I guess it really is necessary to kill Medicare, Social Security, and Medicaid.
After all, as the GOP have have made clear, it is absolutely imperative that the poor and the middle class take on all the financial burden of paying for the crimes of the super rich, the Corporate Oligarchy, the top 5% or so who now own the majority of wealth in the nation. It is important that we save the criminals running the giant banks, the mortgage scams, and the hedge fund managers, and bail out their crimes and failures.
And then there is the $6.6 BILLION dollars, carted to Iran in cash, which has just vanished. No one knows where it is gone. We gotta cover that.
But this one just proves the justice of the GOP’s point.
We can’t let our soldiers in the unending wars over heat.
Did you ever wonder how much money it costs for air conditioning in Iraq and Afghanistan?
he amount the U.S. military spends annually on air conditioning in Iraq and Afghanistan: $20.2 billion.
That’s more than NASA’s budget. It’s more than BP has paid so far for damage during the Gulf oil spill. It’s what the G-8 has pledged to help foster new democracies in Egypt and Tunisia.
“When you consider the cost to deliver the fuel to some of the most isolated places in the world — escorting, command and control, medevac support — when you throw all that infrastructure in, we’re talking over $20 billion,” Steven Anderson tells weekends on All Things Considered guest host Rachel Martin. Anderson is a retired brigadier general who served as Gen. David Patreaus’ chief logistician in Iraq.
Why does it cost so much?
To power an air conditioner at a remote outpost in land-locked Afghanistan, a gallon of fuel has to be shipped into Karachi, Pakistan, then driven 800 miles over 18 days to Afghanistan on roads that are sometimes little more than “improved goat trails,” Anderson says. “And you’ve got risks that are associated with moving the fuel almost every mile of the way.”

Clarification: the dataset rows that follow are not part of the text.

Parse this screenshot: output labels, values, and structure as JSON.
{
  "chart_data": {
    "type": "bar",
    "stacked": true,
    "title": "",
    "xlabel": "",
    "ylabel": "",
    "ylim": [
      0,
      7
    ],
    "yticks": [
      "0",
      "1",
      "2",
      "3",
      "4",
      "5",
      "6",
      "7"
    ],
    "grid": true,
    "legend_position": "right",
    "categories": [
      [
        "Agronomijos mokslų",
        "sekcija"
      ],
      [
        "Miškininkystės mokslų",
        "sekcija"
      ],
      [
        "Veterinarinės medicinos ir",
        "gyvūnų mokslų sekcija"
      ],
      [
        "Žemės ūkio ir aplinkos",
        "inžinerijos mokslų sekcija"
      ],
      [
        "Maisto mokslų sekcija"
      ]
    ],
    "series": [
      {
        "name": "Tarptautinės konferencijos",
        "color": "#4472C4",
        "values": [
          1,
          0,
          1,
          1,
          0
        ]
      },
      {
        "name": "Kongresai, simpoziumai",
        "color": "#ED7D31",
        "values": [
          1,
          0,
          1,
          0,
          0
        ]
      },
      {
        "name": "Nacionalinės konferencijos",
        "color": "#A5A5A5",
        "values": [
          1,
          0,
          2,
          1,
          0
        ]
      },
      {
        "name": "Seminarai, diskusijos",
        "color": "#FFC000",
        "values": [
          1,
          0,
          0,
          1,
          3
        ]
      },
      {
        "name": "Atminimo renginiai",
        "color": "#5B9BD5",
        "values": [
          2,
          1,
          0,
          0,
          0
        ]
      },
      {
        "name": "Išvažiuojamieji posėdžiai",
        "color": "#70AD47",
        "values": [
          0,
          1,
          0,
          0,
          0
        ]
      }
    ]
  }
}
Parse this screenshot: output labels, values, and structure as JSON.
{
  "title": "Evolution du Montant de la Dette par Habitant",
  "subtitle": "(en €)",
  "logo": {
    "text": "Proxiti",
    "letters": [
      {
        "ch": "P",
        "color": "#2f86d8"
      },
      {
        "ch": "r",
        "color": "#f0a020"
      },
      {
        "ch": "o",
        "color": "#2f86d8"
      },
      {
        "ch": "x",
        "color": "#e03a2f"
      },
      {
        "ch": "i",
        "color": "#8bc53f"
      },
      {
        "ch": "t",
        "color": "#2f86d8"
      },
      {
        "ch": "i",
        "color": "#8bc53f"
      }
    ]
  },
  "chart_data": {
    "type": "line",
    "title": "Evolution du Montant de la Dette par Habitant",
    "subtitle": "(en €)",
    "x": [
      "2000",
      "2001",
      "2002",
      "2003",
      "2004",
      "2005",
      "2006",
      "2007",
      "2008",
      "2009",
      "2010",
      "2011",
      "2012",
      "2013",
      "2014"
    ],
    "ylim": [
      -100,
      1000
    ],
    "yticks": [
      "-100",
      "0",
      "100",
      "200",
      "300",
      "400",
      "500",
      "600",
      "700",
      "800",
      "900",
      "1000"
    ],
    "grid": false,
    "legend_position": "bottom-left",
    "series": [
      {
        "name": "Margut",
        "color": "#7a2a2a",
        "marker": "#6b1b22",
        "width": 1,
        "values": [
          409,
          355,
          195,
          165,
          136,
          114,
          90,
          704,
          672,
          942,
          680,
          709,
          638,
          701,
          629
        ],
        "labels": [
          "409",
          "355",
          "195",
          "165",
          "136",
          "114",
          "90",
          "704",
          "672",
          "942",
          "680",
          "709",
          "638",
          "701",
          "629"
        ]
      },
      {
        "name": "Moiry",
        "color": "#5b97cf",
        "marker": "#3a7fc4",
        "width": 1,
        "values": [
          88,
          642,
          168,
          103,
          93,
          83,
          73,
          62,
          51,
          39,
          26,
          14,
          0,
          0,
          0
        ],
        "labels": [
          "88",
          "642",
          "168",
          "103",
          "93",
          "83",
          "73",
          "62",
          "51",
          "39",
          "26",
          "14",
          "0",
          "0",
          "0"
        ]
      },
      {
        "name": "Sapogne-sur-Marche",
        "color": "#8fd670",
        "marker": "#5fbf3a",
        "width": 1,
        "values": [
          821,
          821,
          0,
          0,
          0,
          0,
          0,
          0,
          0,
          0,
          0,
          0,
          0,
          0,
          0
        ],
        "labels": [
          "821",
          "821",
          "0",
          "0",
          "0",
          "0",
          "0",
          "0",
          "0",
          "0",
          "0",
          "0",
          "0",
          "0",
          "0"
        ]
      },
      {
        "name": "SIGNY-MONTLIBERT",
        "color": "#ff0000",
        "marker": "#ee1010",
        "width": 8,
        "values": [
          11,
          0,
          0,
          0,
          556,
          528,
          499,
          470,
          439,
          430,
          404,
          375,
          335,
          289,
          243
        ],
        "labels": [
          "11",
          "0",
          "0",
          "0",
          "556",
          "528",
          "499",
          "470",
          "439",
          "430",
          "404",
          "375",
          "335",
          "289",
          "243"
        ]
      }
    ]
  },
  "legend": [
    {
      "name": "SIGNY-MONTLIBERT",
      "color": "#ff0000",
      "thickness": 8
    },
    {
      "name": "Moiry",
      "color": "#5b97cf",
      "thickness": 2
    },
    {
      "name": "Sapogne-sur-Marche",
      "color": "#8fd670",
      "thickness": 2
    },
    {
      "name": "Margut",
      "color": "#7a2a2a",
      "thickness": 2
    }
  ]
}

Anderson calculates more than 1,000 troops have died in fuel convoys, which remain prime targets for attack. Free-standing tents equipped with air conditioners in 125 degree heat require a lot of fuel. Anderson says by making those structures more efficient, the military could save lives and dollars.
Still, his $20.2 billion figure raises stark questions about the ongoing war in Afghanistan. In the wake of President Obama’s announcement this week that about 30,000 American troops will soon return home, how much money does the U.S. stand to save?